Ob er nicht mitziehen solle in den Krieg, erwägt er:

«Ob ich nicht freiwillig das Schicksal unserer Soldatenmasse teilen soll, ohne Rücksicht auf meinen persönlichen Standpunkt, lediglich aus dem natürlichen Trieb, mit und bei denen zu sein, die kämpfen und leiden müssen.

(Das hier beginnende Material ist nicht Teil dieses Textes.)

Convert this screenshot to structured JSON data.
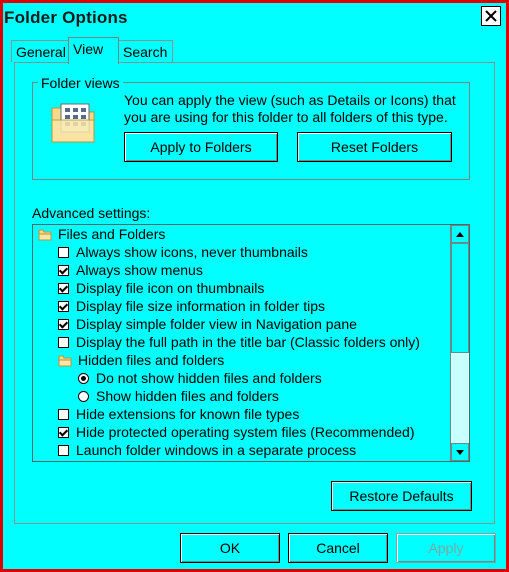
{
  "window": {
    "title": "Folder Options"
  },
  "tabs": [
    {
      "label": "General"
    },
    {
      "label": "View"
    },
    {
      "label": "Search"
    }
  ],
  "folder_views": {
    "legend": "Folder views",
    "description": "You can apply the view (such as Details or Icons) that you are using for this folder to all folders of this type.",
    "apply_button": "Apply to Folders",
    "reset_button": "Reset Folders"
  },
  "advanced": {
    "label": "Advanced settings:",
    "items": [
      {
        "type": "folder",
        "label": "Files and Folders"
      },
      {
        "type": "checkbox",
        "checked": false,
        "label": "Always show icons, never thumbnails"
      },
      {
        "type": "checkbox",
        "checked": true,
        "label": "Always show menus"
      },
      {
        "type": "checkbox",
        "checked": true,
        "label": "Display file icon on thumbnails"
      },
      {
        "type": "checkbox",
        "checked": true,
        "label": "Display file size information in folder tips"
      },
      {
        "type": "checkbox",
        "checked": true,
        "label": "Display simple folder view in Navigation pane"
      },
      {
        "type": "checkbox",
        "checked": false,
        "label": "Display the full path in the title bar (Classic folders only)"
      },
      {
        "type": "folder",
        "label": "Hidden files and folders"
      },
      {
        "type": "radio",
        "checked": true,
        "label": "Do not show hidden files and folders"
      },
      {
        "type": "radio",
        "checked": false,
        "label": "Show hidden files and folders"
      },
      {
        "type": "checkbox",
        "checked": false,
        "label": "Hide extensions for known file types"
      },
      {
        "type": "checkbox",
        "checked": true,
        "label": "Hide protected operating system files (Recommended)"
      },
      {
        "type": "checkbox",
        "checked": false,
        "label": "Launch folder windows in a separate process"
      }
    ]
  },
  "restore_button": "Restore Defaults",
  "footer": {
    "ok": "OK",
    "cancel": "Cancel",
    "apply": "Apply"
  },
  "colors": {
    "background": "#00FFFF",
    "window_border": "#E00000"
  }
}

Aber der Auftakt in Belgien hat die Gefühle im Keime erstickt. Nicht einmal gezwungen ginge ich mit. Wofür habe ich Überzeugungen, wenn ich ihnen nicht treu bliebe und für sie eintrete.»

Und so wie er sich vom Krieg loslöst, weil er einen Rechtsbruch zur Voraussetzung hat, löst er sich von seiner Stellung los. Er beschließt, «bei mir selbst anzufangen, und mich von meiner Stellung, von meiner täglichen Arbeit, von der ich mich längst und bisher vergeblich befreien wollte, mit einem scharfen Schnitt loszutrennen».

Und das tut er auch.

Erschütternd ist die Eintragung vom 1. September 1914:

«Für mich ist es ein wahres Unglück, in meinem Denken, in den wichtigsten und geringfügigsten Punkten so abzuweichen von meinen Landsleuten. Ich bin ein Fremder innerhalb und außerhalb der Landesgrenzen.»

Nein! Dieses Empfinden ist das einzig Fälsche in jener Schrift. Muehlon mag ein Fremder gewesen sein in seiner damaligen Umgebung. Er ist kein Fremder im deutschen Volke. Er wird verstanden. Von Tausenden. Er wird von Millionen verstanden werden. Das kranke deutsche Volk erwacht! Es wird genesen. Genesen an der hohen Sittlichkeit, die Männer wie dieser Krupp-Direktor ihm zur Labung reichen!